4.3 / 5 (4) Nov 14, 2011
Interesting. I'd like to hear how much more efficient or cheap they'd need to be to compete with oil.
4 / 5 (4) Nov 14, 2011
I'd like to hear how much cheaper oil would have to be, once you took away the subsidies and tax breaks and royalty exemptions and state investment in "infrastructure" andother corporate welfare, to compete with solar.
not rated yet Nov 14, 2011
This result is very nice for organic cell, but unfortunately the dye sensitized solar cells aren't very stable. The fact it's not solid state cell - just electrolytic one - is not very advantageous too.
3.5 / 5 (4) Nov 14, 2011
dye-synthesized solar cells are still very susceptible to UV radiation aren't they?

and @rawa:

Correct, that dye sensitized solar cells tend to have shorter lifetimes and are more susceptible to UV damage. Chlorophyll, for example, is also susceptible to damage from UV, even as it harvests the energy. However, plants have regenerative systems that repair or replace the chlorophyll to be used again.

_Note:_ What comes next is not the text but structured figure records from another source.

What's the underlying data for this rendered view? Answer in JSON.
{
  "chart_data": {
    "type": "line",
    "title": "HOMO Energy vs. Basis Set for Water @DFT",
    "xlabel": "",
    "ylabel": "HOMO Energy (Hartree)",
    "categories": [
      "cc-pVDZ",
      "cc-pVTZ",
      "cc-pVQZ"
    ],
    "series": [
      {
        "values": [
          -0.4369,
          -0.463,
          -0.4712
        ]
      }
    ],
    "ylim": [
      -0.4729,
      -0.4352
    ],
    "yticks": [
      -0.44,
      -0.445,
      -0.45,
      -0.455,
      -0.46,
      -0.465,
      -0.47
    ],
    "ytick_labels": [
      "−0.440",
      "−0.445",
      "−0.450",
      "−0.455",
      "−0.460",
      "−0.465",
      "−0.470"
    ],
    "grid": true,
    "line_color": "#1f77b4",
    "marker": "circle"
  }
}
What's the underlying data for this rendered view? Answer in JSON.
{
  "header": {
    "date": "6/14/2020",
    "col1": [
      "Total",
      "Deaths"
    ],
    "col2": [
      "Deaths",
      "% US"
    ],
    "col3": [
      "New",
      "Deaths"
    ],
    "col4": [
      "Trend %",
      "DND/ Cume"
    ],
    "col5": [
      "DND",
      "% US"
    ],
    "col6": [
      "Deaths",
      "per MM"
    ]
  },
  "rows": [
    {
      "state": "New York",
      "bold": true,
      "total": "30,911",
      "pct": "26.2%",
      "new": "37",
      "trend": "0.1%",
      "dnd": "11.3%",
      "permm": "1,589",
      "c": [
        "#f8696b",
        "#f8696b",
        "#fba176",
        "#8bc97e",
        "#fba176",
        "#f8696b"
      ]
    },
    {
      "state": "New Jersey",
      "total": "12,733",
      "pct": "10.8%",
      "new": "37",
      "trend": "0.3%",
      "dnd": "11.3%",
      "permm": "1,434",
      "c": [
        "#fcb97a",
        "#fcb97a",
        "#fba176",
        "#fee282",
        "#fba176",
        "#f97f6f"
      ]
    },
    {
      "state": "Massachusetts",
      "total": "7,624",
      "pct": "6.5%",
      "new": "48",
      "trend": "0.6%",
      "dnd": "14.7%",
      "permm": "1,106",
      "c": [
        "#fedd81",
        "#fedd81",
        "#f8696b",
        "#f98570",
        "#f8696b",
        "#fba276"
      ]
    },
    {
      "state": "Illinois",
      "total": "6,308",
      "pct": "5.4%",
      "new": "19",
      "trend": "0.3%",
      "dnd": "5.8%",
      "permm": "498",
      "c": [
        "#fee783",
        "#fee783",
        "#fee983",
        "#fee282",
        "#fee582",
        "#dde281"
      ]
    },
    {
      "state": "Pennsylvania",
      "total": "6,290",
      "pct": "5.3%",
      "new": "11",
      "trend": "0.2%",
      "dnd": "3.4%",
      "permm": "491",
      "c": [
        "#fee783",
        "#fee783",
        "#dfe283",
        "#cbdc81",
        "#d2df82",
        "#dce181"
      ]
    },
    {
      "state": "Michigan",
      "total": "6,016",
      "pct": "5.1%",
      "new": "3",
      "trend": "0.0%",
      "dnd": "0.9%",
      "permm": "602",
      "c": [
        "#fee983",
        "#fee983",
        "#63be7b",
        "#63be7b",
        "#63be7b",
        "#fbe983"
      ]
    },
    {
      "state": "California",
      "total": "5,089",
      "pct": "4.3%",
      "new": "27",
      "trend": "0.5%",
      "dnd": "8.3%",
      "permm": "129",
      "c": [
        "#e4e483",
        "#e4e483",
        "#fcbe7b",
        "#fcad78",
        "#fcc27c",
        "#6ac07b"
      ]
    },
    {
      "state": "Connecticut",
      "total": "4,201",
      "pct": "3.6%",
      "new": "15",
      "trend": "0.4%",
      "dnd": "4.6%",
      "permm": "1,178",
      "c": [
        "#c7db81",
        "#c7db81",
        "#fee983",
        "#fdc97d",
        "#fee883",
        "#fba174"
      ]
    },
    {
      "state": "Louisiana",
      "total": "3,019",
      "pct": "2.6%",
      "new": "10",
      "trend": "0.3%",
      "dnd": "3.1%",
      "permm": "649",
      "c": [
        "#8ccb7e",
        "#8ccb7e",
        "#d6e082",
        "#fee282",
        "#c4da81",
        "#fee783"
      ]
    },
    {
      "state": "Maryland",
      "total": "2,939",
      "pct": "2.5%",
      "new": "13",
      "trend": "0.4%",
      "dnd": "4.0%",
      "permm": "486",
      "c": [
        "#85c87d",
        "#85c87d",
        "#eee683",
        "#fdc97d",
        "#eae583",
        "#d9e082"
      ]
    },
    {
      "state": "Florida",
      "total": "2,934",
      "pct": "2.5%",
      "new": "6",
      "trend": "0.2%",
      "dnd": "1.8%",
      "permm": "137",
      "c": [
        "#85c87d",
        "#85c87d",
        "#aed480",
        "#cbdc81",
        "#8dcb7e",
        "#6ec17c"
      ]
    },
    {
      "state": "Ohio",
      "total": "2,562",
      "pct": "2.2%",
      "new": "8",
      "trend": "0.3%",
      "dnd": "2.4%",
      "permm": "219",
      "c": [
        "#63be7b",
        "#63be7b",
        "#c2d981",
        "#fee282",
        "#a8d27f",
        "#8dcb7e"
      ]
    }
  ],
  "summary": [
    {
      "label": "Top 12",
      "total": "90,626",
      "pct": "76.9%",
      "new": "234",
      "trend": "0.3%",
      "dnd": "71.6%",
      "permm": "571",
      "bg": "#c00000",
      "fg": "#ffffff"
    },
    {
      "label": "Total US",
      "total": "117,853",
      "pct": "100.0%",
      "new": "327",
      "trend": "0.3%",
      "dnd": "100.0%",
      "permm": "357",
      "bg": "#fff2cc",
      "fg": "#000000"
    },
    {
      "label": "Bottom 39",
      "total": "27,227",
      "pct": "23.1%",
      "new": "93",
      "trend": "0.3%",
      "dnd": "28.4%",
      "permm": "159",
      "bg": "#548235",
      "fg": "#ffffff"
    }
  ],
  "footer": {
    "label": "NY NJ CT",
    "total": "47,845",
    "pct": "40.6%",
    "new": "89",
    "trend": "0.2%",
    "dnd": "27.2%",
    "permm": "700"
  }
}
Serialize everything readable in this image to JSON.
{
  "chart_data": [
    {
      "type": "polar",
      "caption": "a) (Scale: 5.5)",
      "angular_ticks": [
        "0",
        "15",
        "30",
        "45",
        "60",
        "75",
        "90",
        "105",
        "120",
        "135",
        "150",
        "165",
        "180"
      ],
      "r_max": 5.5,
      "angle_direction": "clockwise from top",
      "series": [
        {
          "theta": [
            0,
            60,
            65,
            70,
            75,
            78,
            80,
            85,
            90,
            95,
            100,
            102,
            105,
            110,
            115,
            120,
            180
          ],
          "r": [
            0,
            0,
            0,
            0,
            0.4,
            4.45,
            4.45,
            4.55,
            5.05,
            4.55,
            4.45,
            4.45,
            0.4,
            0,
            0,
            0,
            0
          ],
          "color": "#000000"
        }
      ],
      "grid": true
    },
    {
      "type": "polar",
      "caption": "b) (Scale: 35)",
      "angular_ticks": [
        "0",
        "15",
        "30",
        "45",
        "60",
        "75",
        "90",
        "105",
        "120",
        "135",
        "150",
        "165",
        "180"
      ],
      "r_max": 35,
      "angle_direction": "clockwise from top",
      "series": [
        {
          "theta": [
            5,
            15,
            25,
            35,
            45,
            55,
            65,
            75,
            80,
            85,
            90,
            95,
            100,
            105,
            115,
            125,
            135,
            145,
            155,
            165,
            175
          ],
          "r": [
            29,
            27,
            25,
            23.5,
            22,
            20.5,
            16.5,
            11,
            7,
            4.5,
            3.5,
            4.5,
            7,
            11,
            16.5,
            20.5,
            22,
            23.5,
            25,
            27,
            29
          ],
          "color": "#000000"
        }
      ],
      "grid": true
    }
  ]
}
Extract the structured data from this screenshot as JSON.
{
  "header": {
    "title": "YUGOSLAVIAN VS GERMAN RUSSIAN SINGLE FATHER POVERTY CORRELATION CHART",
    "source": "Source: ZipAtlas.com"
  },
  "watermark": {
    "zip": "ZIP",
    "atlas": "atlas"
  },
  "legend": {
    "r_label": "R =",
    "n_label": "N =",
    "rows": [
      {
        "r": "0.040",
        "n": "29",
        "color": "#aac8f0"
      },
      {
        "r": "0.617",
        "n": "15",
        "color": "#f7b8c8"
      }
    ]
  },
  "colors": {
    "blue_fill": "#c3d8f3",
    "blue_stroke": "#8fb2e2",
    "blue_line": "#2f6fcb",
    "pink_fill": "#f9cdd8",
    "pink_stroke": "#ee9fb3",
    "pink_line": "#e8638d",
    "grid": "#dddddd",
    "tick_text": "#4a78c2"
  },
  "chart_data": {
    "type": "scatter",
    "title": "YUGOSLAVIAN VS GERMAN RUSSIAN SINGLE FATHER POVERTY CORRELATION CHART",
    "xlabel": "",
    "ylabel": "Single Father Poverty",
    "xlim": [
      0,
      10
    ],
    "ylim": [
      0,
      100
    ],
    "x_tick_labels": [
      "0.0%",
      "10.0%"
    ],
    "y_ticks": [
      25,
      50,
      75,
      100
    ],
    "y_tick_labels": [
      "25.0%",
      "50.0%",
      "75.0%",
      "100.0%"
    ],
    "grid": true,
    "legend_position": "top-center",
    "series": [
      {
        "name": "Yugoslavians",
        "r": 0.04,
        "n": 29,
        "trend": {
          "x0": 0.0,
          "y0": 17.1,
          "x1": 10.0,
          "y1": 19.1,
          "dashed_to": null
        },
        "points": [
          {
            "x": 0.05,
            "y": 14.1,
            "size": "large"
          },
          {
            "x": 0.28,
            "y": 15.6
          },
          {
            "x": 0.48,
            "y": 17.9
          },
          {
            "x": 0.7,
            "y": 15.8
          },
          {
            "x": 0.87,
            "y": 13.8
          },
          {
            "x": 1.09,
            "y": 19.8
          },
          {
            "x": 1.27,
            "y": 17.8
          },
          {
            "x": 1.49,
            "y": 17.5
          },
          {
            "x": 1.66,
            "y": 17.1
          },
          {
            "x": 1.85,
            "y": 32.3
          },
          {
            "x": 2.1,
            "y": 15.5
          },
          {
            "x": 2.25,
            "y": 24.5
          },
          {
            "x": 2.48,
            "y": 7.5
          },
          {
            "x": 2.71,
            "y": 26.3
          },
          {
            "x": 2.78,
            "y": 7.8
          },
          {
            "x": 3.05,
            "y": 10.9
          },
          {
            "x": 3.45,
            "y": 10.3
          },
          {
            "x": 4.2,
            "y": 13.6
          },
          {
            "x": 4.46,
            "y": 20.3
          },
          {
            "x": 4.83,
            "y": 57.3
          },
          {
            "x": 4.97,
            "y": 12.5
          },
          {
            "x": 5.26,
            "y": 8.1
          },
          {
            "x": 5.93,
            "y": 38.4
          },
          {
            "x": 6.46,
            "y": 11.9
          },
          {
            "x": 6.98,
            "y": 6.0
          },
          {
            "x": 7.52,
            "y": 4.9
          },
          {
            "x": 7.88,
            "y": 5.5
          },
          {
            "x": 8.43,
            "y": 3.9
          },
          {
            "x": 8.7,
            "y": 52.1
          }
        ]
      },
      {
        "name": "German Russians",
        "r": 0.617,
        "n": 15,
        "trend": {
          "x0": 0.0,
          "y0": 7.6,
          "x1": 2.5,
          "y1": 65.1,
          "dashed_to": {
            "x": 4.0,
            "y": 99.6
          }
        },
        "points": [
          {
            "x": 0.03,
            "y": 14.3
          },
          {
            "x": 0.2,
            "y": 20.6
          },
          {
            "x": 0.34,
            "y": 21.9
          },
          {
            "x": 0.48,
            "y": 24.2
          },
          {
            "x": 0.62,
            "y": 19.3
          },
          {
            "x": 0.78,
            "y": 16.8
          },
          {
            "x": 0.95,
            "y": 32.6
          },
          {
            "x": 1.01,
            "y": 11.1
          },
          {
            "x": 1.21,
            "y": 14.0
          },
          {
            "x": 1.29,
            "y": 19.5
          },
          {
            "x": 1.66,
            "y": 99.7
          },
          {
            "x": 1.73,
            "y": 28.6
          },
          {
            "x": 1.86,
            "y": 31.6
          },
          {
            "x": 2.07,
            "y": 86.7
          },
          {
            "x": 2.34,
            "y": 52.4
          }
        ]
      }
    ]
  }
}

BUT, and this is a big but (and I cannot lie), while many dyes are susceptible to UV, not all of them are. Depending on the exact energy harvesting method, some can take a more catalytic role, without being damaged, while others can take a more active role, and be designed to recombine after it is 'damaged' by the UV.

It gets very complex, but theoretically/mathematically, there should be solutions in the haystack that allow you to have your cake and eat it too.
5 / 5 (1) Nov 14, 2011
dye-synthesized solar cells are still very susceptible to UV radiation aren't they?

So am I. That's why I wear sunscreen.